How to Use Contact Management in Data Driven Marketing
You can use contact management in data driven marketing to prevent over-communicating with your customers. For example a couple took a cruise several years ago. When they returned home, they discovered a marketing packet from the cruise line in their mailbox. It was quite an expensive packet as marketing packets go. It included a high-quality color catalog listing some available itineraries.
Nothing really remarkable about that. Except that two days later they received another one, with slightly different itineraries and dates. The next day they received a postcard with a discounted offer. The day after, an offer to join their frequent cruiser program.
The couple had already decided that it was a nice enough cruise, but they weren’t really interested in taking another. But being the curious marketers they are, they wanted to see how long this communication deluge would go on. So they didn’t even attempt to get off of the cruise line’s mailing list.

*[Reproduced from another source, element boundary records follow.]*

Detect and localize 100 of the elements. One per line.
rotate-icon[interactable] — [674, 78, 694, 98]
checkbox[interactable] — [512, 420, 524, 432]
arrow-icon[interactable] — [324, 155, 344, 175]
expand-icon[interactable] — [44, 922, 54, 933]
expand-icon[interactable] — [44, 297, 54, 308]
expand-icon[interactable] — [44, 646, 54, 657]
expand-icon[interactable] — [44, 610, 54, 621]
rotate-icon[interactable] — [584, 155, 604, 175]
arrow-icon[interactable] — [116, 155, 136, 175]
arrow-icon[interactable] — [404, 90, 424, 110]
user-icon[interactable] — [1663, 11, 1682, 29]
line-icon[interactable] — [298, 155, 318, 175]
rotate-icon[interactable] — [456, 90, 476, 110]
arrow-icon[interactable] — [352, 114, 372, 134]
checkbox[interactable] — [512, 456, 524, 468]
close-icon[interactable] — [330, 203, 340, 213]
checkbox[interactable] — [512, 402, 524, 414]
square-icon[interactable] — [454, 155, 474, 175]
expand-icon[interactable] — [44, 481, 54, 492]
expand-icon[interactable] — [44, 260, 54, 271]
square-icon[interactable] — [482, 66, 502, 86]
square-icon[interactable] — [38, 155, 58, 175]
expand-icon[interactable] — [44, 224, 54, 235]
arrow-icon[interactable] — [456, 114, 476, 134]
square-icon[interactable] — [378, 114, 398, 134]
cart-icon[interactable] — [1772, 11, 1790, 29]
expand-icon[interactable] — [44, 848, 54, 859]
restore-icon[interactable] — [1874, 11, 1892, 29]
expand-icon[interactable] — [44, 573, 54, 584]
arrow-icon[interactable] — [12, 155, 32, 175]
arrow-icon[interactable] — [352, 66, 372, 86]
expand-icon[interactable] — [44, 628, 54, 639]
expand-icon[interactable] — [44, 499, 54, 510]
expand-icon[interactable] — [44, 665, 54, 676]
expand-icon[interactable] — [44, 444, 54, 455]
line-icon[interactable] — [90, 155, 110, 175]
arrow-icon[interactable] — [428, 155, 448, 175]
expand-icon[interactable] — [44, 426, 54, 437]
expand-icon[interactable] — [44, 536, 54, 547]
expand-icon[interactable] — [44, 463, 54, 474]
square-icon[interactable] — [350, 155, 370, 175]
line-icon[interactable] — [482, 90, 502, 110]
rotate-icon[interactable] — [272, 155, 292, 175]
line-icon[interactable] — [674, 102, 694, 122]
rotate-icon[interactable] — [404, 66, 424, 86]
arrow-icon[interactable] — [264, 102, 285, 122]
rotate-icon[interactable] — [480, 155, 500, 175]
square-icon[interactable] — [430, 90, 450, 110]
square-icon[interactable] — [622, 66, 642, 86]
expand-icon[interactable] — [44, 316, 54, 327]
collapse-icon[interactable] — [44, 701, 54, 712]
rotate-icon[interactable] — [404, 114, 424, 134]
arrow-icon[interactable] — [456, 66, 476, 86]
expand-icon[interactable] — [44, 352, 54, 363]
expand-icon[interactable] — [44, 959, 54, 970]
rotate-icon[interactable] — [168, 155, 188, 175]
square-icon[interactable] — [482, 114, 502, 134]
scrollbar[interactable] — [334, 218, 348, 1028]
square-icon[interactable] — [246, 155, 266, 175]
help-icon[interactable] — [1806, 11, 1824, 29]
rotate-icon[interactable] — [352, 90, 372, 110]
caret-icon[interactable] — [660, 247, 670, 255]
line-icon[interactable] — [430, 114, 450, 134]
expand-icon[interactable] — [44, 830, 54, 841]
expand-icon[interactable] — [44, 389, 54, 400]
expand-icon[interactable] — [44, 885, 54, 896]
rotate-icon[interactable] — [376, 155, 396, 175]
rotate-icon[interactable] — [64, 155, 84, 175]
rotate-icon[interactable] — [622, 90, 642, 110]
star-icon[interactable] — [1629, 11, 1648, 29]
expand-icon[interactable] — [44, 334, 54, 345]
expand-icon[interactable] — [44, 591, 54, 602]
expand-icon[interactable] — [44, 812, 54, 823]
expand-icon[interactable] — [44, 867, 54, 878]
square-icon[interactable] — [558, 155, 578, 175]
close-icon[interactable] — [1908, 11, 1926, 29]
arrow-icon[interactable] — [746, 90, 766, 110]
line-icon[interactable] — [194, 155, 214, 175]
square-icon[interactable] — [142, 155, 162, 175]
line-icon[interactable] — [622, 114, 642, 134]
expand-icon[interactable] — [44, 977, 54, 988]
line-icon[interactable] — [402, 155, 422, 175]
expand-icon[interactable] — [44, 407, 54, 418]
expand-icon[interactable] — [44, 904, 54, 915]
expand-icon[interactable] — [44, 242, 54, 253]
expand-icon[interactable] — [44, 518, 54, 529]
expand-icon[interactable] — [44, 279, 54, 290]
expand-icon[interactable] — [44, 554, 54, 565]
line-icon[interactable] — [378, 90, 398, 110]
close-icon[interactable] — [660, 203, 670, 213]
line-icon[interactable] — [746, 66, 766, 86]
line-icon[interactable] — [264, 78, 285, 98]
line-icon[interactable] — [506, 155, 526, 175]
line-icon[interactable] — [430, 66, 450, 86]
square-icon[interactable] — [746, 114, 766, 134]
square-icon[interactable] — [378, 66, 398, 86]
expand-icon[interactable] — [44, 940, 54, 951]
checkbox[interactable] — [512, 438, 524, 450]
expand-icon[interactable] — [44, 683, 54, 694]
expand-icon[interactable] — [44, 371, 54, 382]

That was five years ago. Since then, they’ve had four different addresses in three different states. The cruise line keeps finding them, so they’re managing their addresses quite well. But in those five years, they don’t believe they’ve ever gone more than three days without receiving something in the mail from said cruise line. Most of these are glossy, full-color pamphlets or catalogs, and they are sent first class.
The couple is pretty sure that any profit they made from their one cruise has pretty much been spent on marketing by now. From the looks of things, these mail pieces must be costing the cruise line at least a buck apiece for production and postage on average. At two or three per week for five years, that works out to somewhere between $500 and $750.
You can use your promotion history to prevent this type of over-communication with your customers. You don’t want to become annoying. How much communication is the right amount? Unfortunately, there are no hard-and-fast rules for deciding that. A lot depends on your business and the types of communications you’re doing. But surely it’s less than twice a week for five years with no positive response from the recipient.
Make it a priority to develop an explicit policy regarding the frequency of your marketing communications. Such a policy, usually called a contact management strategy, should be a core part of your standard operating procedure. You can certainly review and refine your strategy over time. But it starts with actively paying attention to how often you are contacting your customers — and more importantly, whether or not they are responding.
There are no hard-and-fast rules for what constitutes a good contact management strategy. Your strategy is highly dependent on your industry. It also varies by channel. But there are a couple of things to keep in mind.
First, you don’t need a one-size-fits-all policy. Different customer segments will have different levels of tolerance for your marketing communications. For example, you’ll find that you have a segment of high affinity customers. These are customers who are very loyal to your brand. They will tolerate a much higher level of marketing communication than other segments before they tune you out.
Second, your policy can be different for different channels. Direct mail is to some extent self-regulating because of its cost. But it’s very easy to fall into the trap of over communicating via e-mail. E-mails are extremely cheap to send. E-mail campaigns can be developed and executed quickly. E-mails also provide a great deal of hard data on which to base your decisions regarding how frequently you contact your customers.
Good metrics track which e-mails are opened and which customers click the links in the e-mails, among many other things. This information is extremely useful in gauging the interest level of your customers.
Getting agreement on a contact management strategy can sometimes be a challenge. It is particularly challenging for large companies with separate business units that have separate marketing goals and even separate marketing departments. But if everyone is communicating with the same customers, marketing overload will cause those customers to tune everyone out.